Experimento la mayoría de la homosexualidad masculina como algo muy patriarcalmente estructurado. La masculinidad dura, binaria y machista es el ideal indiscutible: la feminidad y lo afeminado no son deseables para muchos hombres homosexuales; he sido atacado por algunos gays como homófobo, porque en mi texto digo que la cultura gay normativa es misógina. Para estar fuera del poder, primero hay que probar identidades alternativas, como lo fue para mí la identidad gay. Pero esa identidad no está fuera de las estructuras; reproduce mucha violencia contra lo femenino. Mi objetivo no es llegar a una identidad definitiva, sino habitar un lugar fluido.
La comunicación es solo un tercio del contenido de las palabras y los otros dos tercios son aspectos no verbales: sonidos, entonaciones… Así que toda buena traducción tiene que encontrar algo nuevo
Emerge en la novela un miedo que no había leído demasiado antes: el miedo a no ser lo bastante woke para las generaciones más jóvenes. ¿No crees que los jóvenes son, al contrario, un poco más reaccionarios que sus predecesores milenials?
Puede que pensemos en los jóvenes como más woke de lo que realmente son. Pero si eso nos motiva a ser más sensibles a la discriminación, no creo que sea malo. No basta con decidir ser menos sexista, misógino, racista, clasista, etcétera. En la novela, para mí, era importante dibujar un personaje que no fuera perfecto. Mostrar que el personaje podía haber pensado mucho el tema del género, y ser muy woke al respecto, pero que, en cuanto a su racismo interiorizado, aún no lo había trabajado mucho. Ver que podía reproducir un deseo racializado sin quererlo.
En el libro recuperas toda una genealogía de la magia y la feminidad. ¿Qué lugar ocupan para ti las brujas dentro de lo queer?
A las brujas, a lo largo de la historia, se las ha acusado de estar aliadas con el diablo. Se decía que se habían dejado atrapar por él o que estaban, de alguna forma, “infectadas”. El diablo es la sombra de la modernidad: lo oscuro, lo animal, lo entre-humano-y-animal, lo terrenal, lo sucio, lo irracional, lo autónomo. En Zúrich, la mayoría de los hombres acusados de brujería serían hoy considerados maricones, como las acusaciones de ser hombre lobo en el norte de Europa. Hay algo muy subversivo en la brujería, tal y como la demonización de las brujas se utilizó para crear el capitalismo moderno: había que diseccionar el cuerpo de pobres e indígenas, tomar el útero y la tierra para explotarlos. Hoy, con la catástrofe climática y el auge del posfascismo, los conocimientos mágicos sobre hierbas de las brujas y su creencia en la Tierra como ecosistema vivo ofrecen una alternativa, otro sistema de creencias.

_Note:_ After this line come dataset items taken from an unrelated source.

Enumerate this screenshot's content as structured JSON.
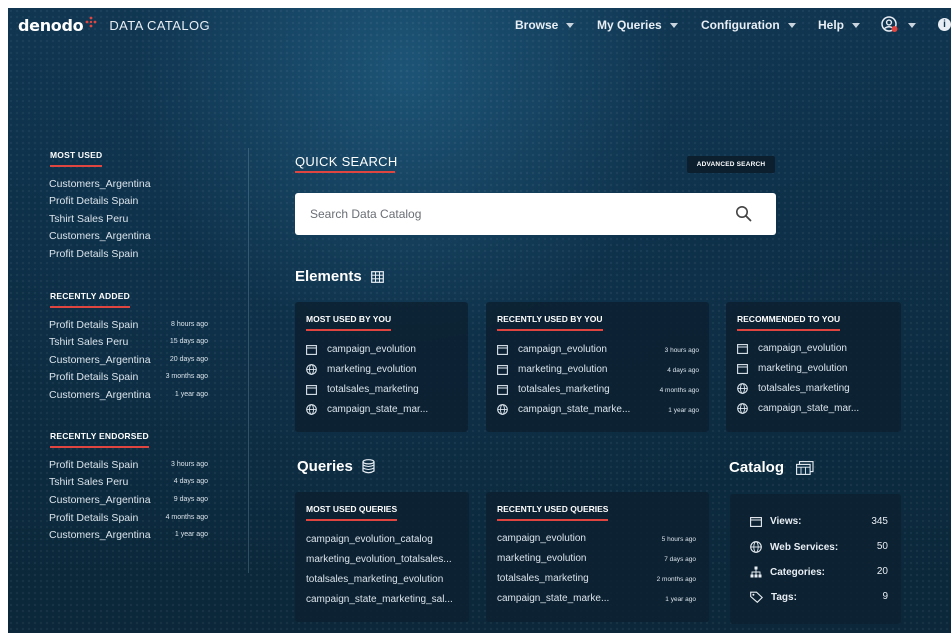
{
  "brand": {
    "name": "denodo",
    "product": "DATA CATALOG"
  },
  "nav": {
    "browse": "Browse",
    "my_queries": "My Queries",
    "configuration": "Configuration",
    "help": "Help",
    "info_glyph": "i"
  },
  "sidebar": {
    "most_used": {
      "title": "MOST USED",
      "items": [
        "Customers_Argentina",
        "Profit Details Spain",
        "Tshirt Sales Peru",
        "Customers_Argentina",
        "Profit Details Spain"
      ]
    },
    "recently_added": {
      "title": "RECENTLY ADDED",
      "items": [
        {
          "label": "Profit Details Spain",
          "time": "8 hours ago"
        },
        {
          "label": "Tshirt Sales Peru",
          "time": "15 days ago"
        },
        {
          "label": "Customers_Argentina",
          "time": "20 days ago"
        },
        {
          "label": "Profit Details Spain",
          "time": "3 months ago"
        },
        {
          "label": "Customers_Argentina",
          "time": "1 year ago"
        }
      ]
    },
    "recently_endorsed": {
      "title": "RECENTLY ENDORSED",
      "items": [
        {
          "label": "Profit Details Spain",
          "time": "3 hours ago"
        },
        {
          "label": "Tshirt Sales Peru",
          "time": "4 days ago"
        },
        {
          "label": "Customers_Argentina",
          "time": "9 days ago"
        },
        {
          "label": "Profit Details Spain",
          "time": "4 months ago"
        },
        {
          "label": "Customers_Argentina",
          "time": "1 year ago"
        }
      ]
    }
  },
  "quick_search": {
    "title": "QUICK SEARCH",
    "advanced": "ADVANCED SEARCH",
    "placeholder": "Search Data Catalog"
  },
  "elements": {
    "title": "Elements",
    "most_used_by_you": {
      "title": "MOST USED BY YOU",
      "items": [
        {
          "label": "campaign_evolution",
          "icon": "view-icon"
        },
        {
          "label": "marketing_evolution",
          "icon": "globe-icon"
        },
        {
          "label": "totalsales_marketing",
          "icon": "view-icon"
        },
        {
          "label": "campaign_state_mar...",
          "icon": "globe-icon"
        }
      ]
    },
    "recently_used_by_you": {
      "title": "RECENTLY USED BY YOU",
      "items": [
        {
          "label": "campaign_evolution",
          "time": "3 hours ago",
          "icon": "view-icon"
        },
        {
          "label": "marketing_evolution",
          "time": "4 days ago",
          "icon": "view-icon"
        },
        {
          "label": "totalsales_marketing",
          "time": "4 months ago",
          "icon": "view-icon"
        },
        {
          "label": "campaign_state_marke...",
          "time": "1 year ago",
          "icon": "globe-icon"
        }
      ]
    },
    "recommended_to_you": {
      "title": "RECOMMENDED TO YOU",
      "items": [
        {
          "label": "campaign_evolution",
          "icon": "view-icon"
        },
        {
          "label": "marketing_evolution",
          "icon": "view-icon"
        },
        {
          "label": "totalsales_marketing",
          "icon": "globe-icon"
        },
        {
          "label": "campaign_state_mar...",
          "icon": "globe-icon"
        }
      ]
    }
  },
  "queries": {
    "title": "Queries",
    "most_used": {
      "title": "MOST USED QUERIES",
      "items": [
        "campaign_evolution_catalog",
        "marketing_evolution_totalsales...",
        "totalsales_marketing_evolution",
        "campaign_state_marketing_sal..."
      ]
    },
    "recently_used": {
      "title": "RECENTLY USED QUERIES",
      "items": [
        {
          "label": "campaign_evolution",
          "time": "5 hours ago"
        },
        {
          "label": "marketing_evolution",
          "time": "7 days ago"
        },
        {
          "label": "totalsales_marketing",
          "time": "2 months ago"
        },
        {
          "label": "campaign_state_marke...",
          "time": "1 year ago"
        }
      ]
    }
  },
  "catalog": {
    "title": "Catalog",
    "stats": [
      {
        "label": "Views:",
        "value": "345"
      },
      {
        "label": "Web Services:",
        "value": "50"
      },
      {
        "label": "Categories:",
        "value": "20"
      },
      {
        "label": "Tags:",
        "value": "9"
      }
    ]
  },
  "colors": {
    "accent": "#e0453f",
    "background": "#0f3550",
    "card": "#0c2030"
  }
}
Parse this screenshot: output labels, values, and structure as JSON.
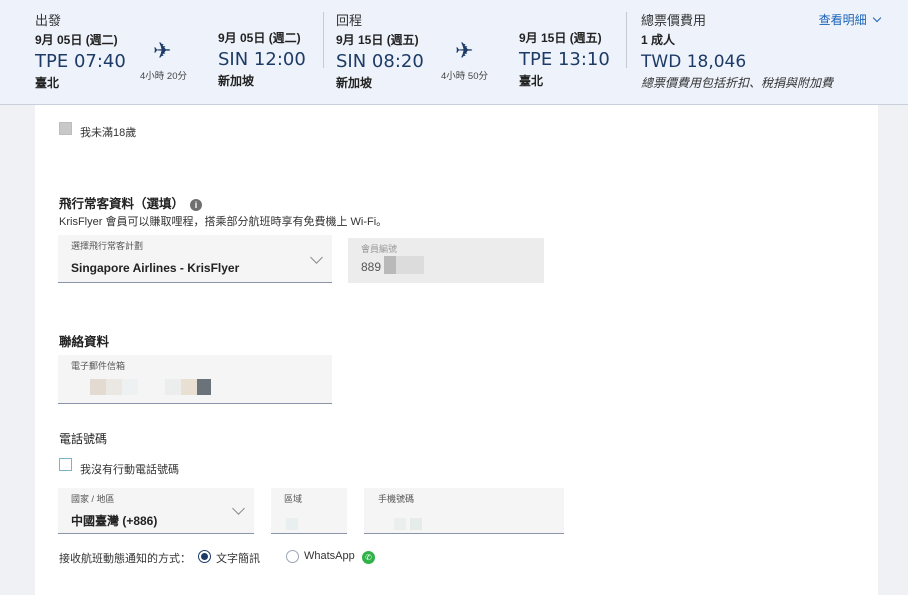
{
  "outbound": {
    "title": "出發",
    "dep_date": "9月 05日 (週二)",
    "dep_time": "TPE 07:40",
    "dep_city": "臺北",
    "duration": "4小時 20分",
    "arr_date": "9月 05日 (週二)",
    "arr_time": "SIN 12:00",
    "arr_city": "新加坡"
  },
  "inbound": {
    "title": "回程",
    "dep_date": "9月 15日 (週五)",
    "dep_time": "SIN 08:20",
    "dep_city": "新加坡",
    "duration": "4小時 50分",
    "arr_date": "9月 15日 (週五)",
    "arr_time": "TPE 13:10",
    "arr_city": "臺北"
  },
  "fare": {
    "title": "總票價費用",
    "passengers": "1 成人",
    "total": "TWD 18,046",
    "note": "總票價費用包括折扣、稅捐與附加費",
    "details_link": "查看明細"
  },
  "form": {
    "under18_label": "我未滿18歲",
    "ff_title": "飛行常客資料（選填）",
    "ff_desc": "KrisFlyer 會員可以賺取哩程，搭乘部分航班時享有免費機上 Wi-Fi。",
    "ff_program_label": "選擇飛行常客計劃",
    "ff_program_value": "Singapore Airlines - KrisFlyer",
    "member_no_label": "會員編號",
    "member_no_value": "889",
    "contact_title": "聯絡資料",
    "email_label": "電子郵件信箱",
    "phone_title": "電話號碼",
    "no_mobile_label": "我沒有行動電話號碼",
    "country_label": "國家 / 地區",
    "country_value": "中國臺灣 (+886)",
    "area_label": "區域",
    "mobile_label": "手機號碼",
    "notify_label": "接收航班動態通知的方式：",
    "notify_sms": "文字簡訊",
    "notify_whatsapp": "WhatsApp"
  }
}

Cito, y me gusta mucho, la teoría de Ursula K. Le Guin sobre la ficción: ella dice que una historia no patriarcal es como un manojo de medicinas. Para mí, la novela es un caldero de bruja en el que puedo cocer, a fuego lento, mi propia sopa curativa; echar todo tipo de ingredientes que serían demasiado para un poema. Elaborar ese brebaje me cambia a mí y a mis lectores y, por lo tanto, no es solo mío, sino una curación colectiva: el texto final se crea solo en la lectura.